France’s National Assembly has approved a law allowing same-sex couples to marry and adopt children. After days of intense debate, the bill was passed by 329 votes to 229. It must now win final approval in the Senate.
The “Marriage for All” bill was backed by President Francois Hollande’s Socialists and other left-wing MPs.
But it was opposed by many in the opposition conservative UMP and provoked months of mass protests and counter-protests.
The result of the vote was greeted with cheers and applause from left-wing MPs, the BBC’s Hugh Schofield in Paris reports.
The assembly had already approved a key article that redefined marriage as a contract between two people rather than between a man and a woman.

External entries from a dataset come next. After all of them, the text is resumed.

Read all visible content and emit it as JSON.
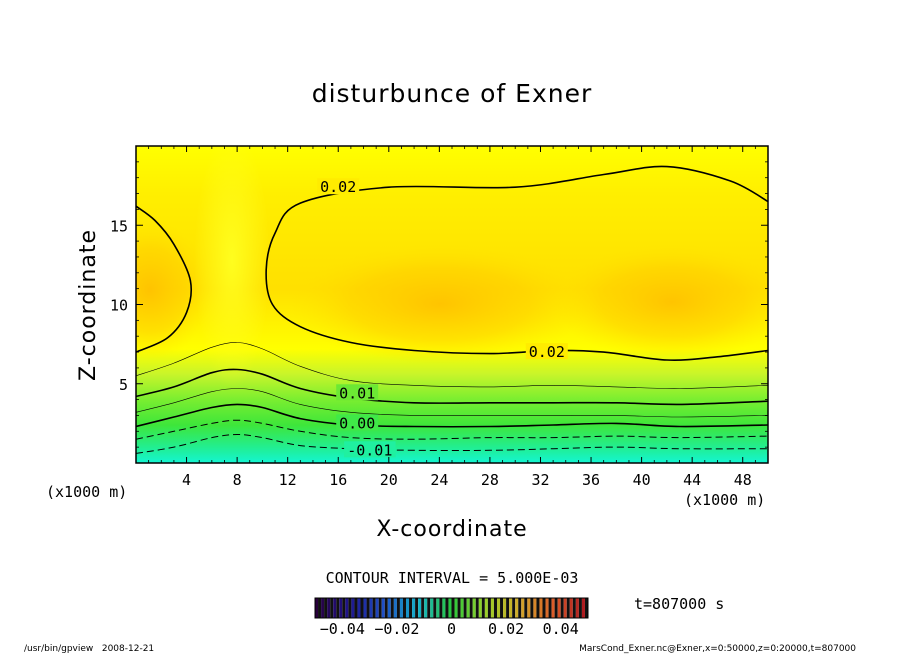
{
  "chart_data": {
    "type": "contour",
    "title": "disturbunce of Exner",
    "xlabel": "X-coordinate",
    "ylabel": "Z-coordinate",
    "x_unit_left": "(x1000 m)",
    "x_unit_right": "(x1000 m)",
    "xlim": [
      0,
      50
    ],
    "ylim": [
      0,
      20
    ],
    "x_ticks": [
      {
        "value": 4,
        "label": "4"
      },
      {
        "value": 8,
        "label": "8"
      },
      {
        "value": 12,
        "label": "12"
      },
      {
        "value": 16,
        "label": "16"
      },
      {
        "value": 20,
        "label": "20"
      },
      {
        "value": 24,
        "label": "24"
      },
      {
        "value": 28,
        "label": "28"
      },
      {
        "value": 32,
        "label": "32"
      },
      {
        "value": 36,
        "label": "36"
      },
      {
        "value": 40,
        "label": "40"
      },
      {
        "value": 44,
        "label": "44"
      },
      {
        "value": 48,
        "label": "48"
      }
    ],
    "y_ticks": [
      {
        "value": 5,
        "label": "5"
      },
      {
        "value": 10,
        "label": "10"
      },
      {
        "value": 15,
        "label": "15"
      }
    ],
    "contour_interval_label": "CONTOUR INTERVAL = 5.000E-03",
    "time_label": "t=807000 s",
    "contour_labels": [
      {
        "text": "0.02",
        "x": 16,
        "z": 17.4,
        "level": 0.02
      },
      {
        "text": "0.02",
        "x": 32.5,
        "z": 7.0,
        "level": 0.02
      },
      {
        "text": "0.01",
        "x": 17.5,
        "z": 4.4,
        "level": 0.01
      },
      {
        "text": "0.00",
        "x": 17.5,
        "z": 2.5,
        "level": 0.0
      },
      {
        "text": "-0.01",
        "x": 18.5,
        "z": 0.8,
        "level": -0.01
      }
    ],
    "contours": [
      {
        "level": 0.02,
        "style": "thick",
        "points": [
          [
            0,
            16.2
          ],
          [
            1.5,
            15.3
          ],
          [
            3,
            13.8
          ],
          [
            4.3,
            11.5
          ],
          [
            4.0,
            9.5
          ],
          [
            2.5,
            7.9
          ],
          [
            0,
            7.0
          ]
        ]
      },
      {
        "level": 0.02,
        "style": "thick",
        "points": [
          [
            50,
            16.5
          ],
          [
            47,
            17.8
          ],
          [
            42,
            18.7
          ],
          [
            37,
            18.2
          ],
          [
            30,
            17.4
          ],
          [
            20,
            17.4
          ],
          [
            13,
            16.4
          ],
          [
            11,
            14.5
          ],
          [
            10.3,
            12.2
          ],
          [
            10.8,
            10.0
          ],
          [
            13,
            8.6
          ],
          [
            17,
            7.6
          ],
          [
            22,
            7.1
          ],
          [
            28,
            6.9
          ],
          [
            33,
            7.1
          ],
          [
            37,
            7.0
          ],
          [
            42,
            6.5
          ],
          [
            46,
            6.7
          ],
          [
            50,
            7.1
          ]
        ]
      },
      {
        "level": 0.015,
        "style": "thin",
        "points": [
          [
            0,
            5.5
          ],
          [
            3,
            6.3
          ],
          [
            6,
            7.3
          ],
          [
            8,
            7.6
          ],
          [
            10,
            7.2
          ],
          [
            13,
            6.1
          ],
          [
            17,
            5.2
          ],
          [
            22,
            4.9
          ],
          [
            28,
            4.8
          ],
          [
            33,
            4.9
          ],
          [
            38,
            4.8
          ],
          [
            43,
            4.7
          ],
          [
            50,
            4.9
          ]
        ]
      },
      {
        "level": 0.01,
        "style": "thick",
        "points": [
          [
            0,
            4.2
          ],
          [
            3,
            4.8
          ],
          [
            6,
            5.7
          ],
          [
            8,
            5.9
          ],
          [
            10,
            5.6
          ],
          [
            13,
            4.7
          ],
          [
            17,
            4.1
          ],
          [
            22,
            3.8
          ],
          [
            28,
            3.8
          ],
          [
            33,
            3.8
          ],
          [
            38,
            3.8
          ],
          [
            43,
            3.7
          ],
          [
            50,
            3.9
          ]
        ]
      },
      {
        "level": 0.005,
        "style": "thin",
        "points": [
          [
            0,
            3.2
          ],
          [
            3,
            3.8
          ],
          [
            6,
            4.5
          ],
          [
            8,
            4.7
          ],
          [
            10,
            4.5
          ],
          [
            13,
            3.7
          ],
          [
            17,
            3.2
          ],
          [
            22,
            3.0
          ],
          [
            28,
            3.0
          ],
          [
            33,
            3.0
          ],
          [
            38,
            3.0
          ],
          [
            43,
            2.9
          ],
          [
            50,
            3.0
          ]
        ]
      },
      {
        "level": 0.0,
        "style": "thick",
        "points": [
          [
            0,
            2.3
          ],
          [
            3,
            2.9
          ],
          [
            6,
            3.5
          ],
          [
            8,
            3.7
          ],
          [
            10,
            3.5
          ],
          [
            13,
            2.8
          ],
          [
            17,
            2.4
          ],
          [
            22,
            2.3
          ],
          [
            28,
            2.3
          ],
          [
            33,
            2.4
          ],
          [
            38,
            2.5
          ],
          [
            43,
            2.3
          ],
          [
            50,
            2.4
          ]
        ]
      },
      {
        "level": -0.005,
        "style": "dash",
        "points": [
          [
            0,
            1.5
          ],
          [
            3,
            2.0
          ],
          [
            6,
            2.5
          ],
          [
            8,
            2.7
          ],
          [
            10,
            2.5
          ],
          [
            13,
            2.0
          ],
          [
            17,
            1.6
          ],
          [
            22,
            1.5
          ],
          [
            28,
            1.6
          ],
          [
            33,
            1.6
          ],
          [
            38,
            1.7
          ],
          [
            43,
            1.6
          ],
          [
            50,
            1.7
          ]
        ]
      },
      {
        "level": -0.01,
        "style": "dash",
        "points": [
          [
            0,
            0.6
          ],
          [
            3,
            1.0
          ],
          [
            6,
            1.6
          ],
          [
            8,
            1.8
          ],
          [
            10,
            1.6
          ],
          [
            13,
            1.1
          ],
          [
            17,
            0.9
          ],
          [
            22,
            0.8
          ],
          [
            28,
            0.8
          ],
          [
            33,
            0.9
          ],
          [
            38,
            1.0
          ],
          [
            43,
            0.9
          ],
          [
            50,
            0.9
          ]
        ]
      }
    ],
    "colorbar": {
      "min": -0.05,
      "max": 0.05,
      "ticks": [
        {
          "value": -0.04,
          "label": "−0.04"
        },
        {
          "value": -0.02,
          "label": "−0.02"
        },
        {
          "value": 0,
          "label": "0"
        },
        {
          "value": 0.02,
          "label": "0.02"
        },
        {
          "value": 0.04,
          "label": "0.04"
        }
      ]
    },
    "colors": {
      "field_low": "#14f5d2",
      "field_mid_green": "#3ee63a",
      "field_yellow_green": "#c8f52a",
      "field_yellow": "#ffff00",
      "field_high": "#ffc800",
      "frame": "#000000"
    }
  },
  "footer": {
    "left": "/usr/bin/gpview   2008-12-21",
    "right": "MarsCond_Exner.nc@Exner,x=0:50000,z=0:20000,t=807000"
  }
}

The Senate – which is also dominated by the Socialists and their allies – is thought likely to back the measure, which will become law by May or June, our correspondent says.
France would then join 11 other countries where same-sex marriage is legal.

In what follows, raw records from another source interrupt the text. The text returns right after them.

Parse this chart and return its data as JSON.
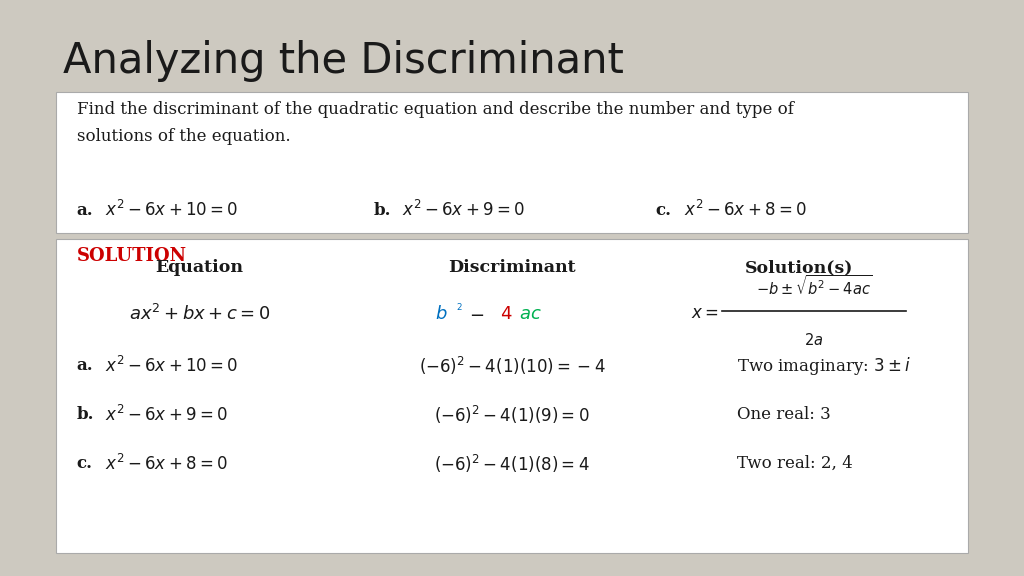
{
  "title": "Analyzing the Discriminant",
  "bg_color": "#cdc9c0",
  "solution_color": "#cc0000",
  "title_fontsize": 30,
  "body_fontsize": 13,
  "problem_text_line1": "Find the discriminant of the quadratic equation and describe the number and type of",
  "problem_text_line2": "solutions of the equation.",
  "col_headers": [
    "Equation",
    "Discriminant",
    "Solution(s)"
  ],
  "rows": [
    {
      "label": "a.",
      "eq": "$x^2 - 6x + 10 = 0$",
      "disc": "$(-6)^2 - 4(1)(10) = -4$",
      "sol": "Two imaginary: $3 \\pm i$"
    },
    {
      "label": "b.",
      "eq": "$x^2 - 6x + 9 = 0$",
      "disc": "$(-6)^2 - 4(1)(9) = 0$",
      "sol": "One real: 3"
    },
    {
      "label": "c.",
      "eq": "$x^2 - 6x + 8 = 0$",
      "disc": "$(-6)^2 - 4(1)(8) = 4$",
      "sol": "Two real: 2, 4"
    }
  ]
}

The marriage law is seen as France’s most important social reform in France since the abolition of the death penalty in 1981.
Supporters argue that it is a vital step in meeting France’s historic commitment to equality.
But it has provoked intense opposition from the Catholic Church, as well as from many French Muslims, who see it as an attack on the traditional family.
Opinion polls suggest that around 55-60% of French people support gay marriage, though only about 50% approve of gay adoption.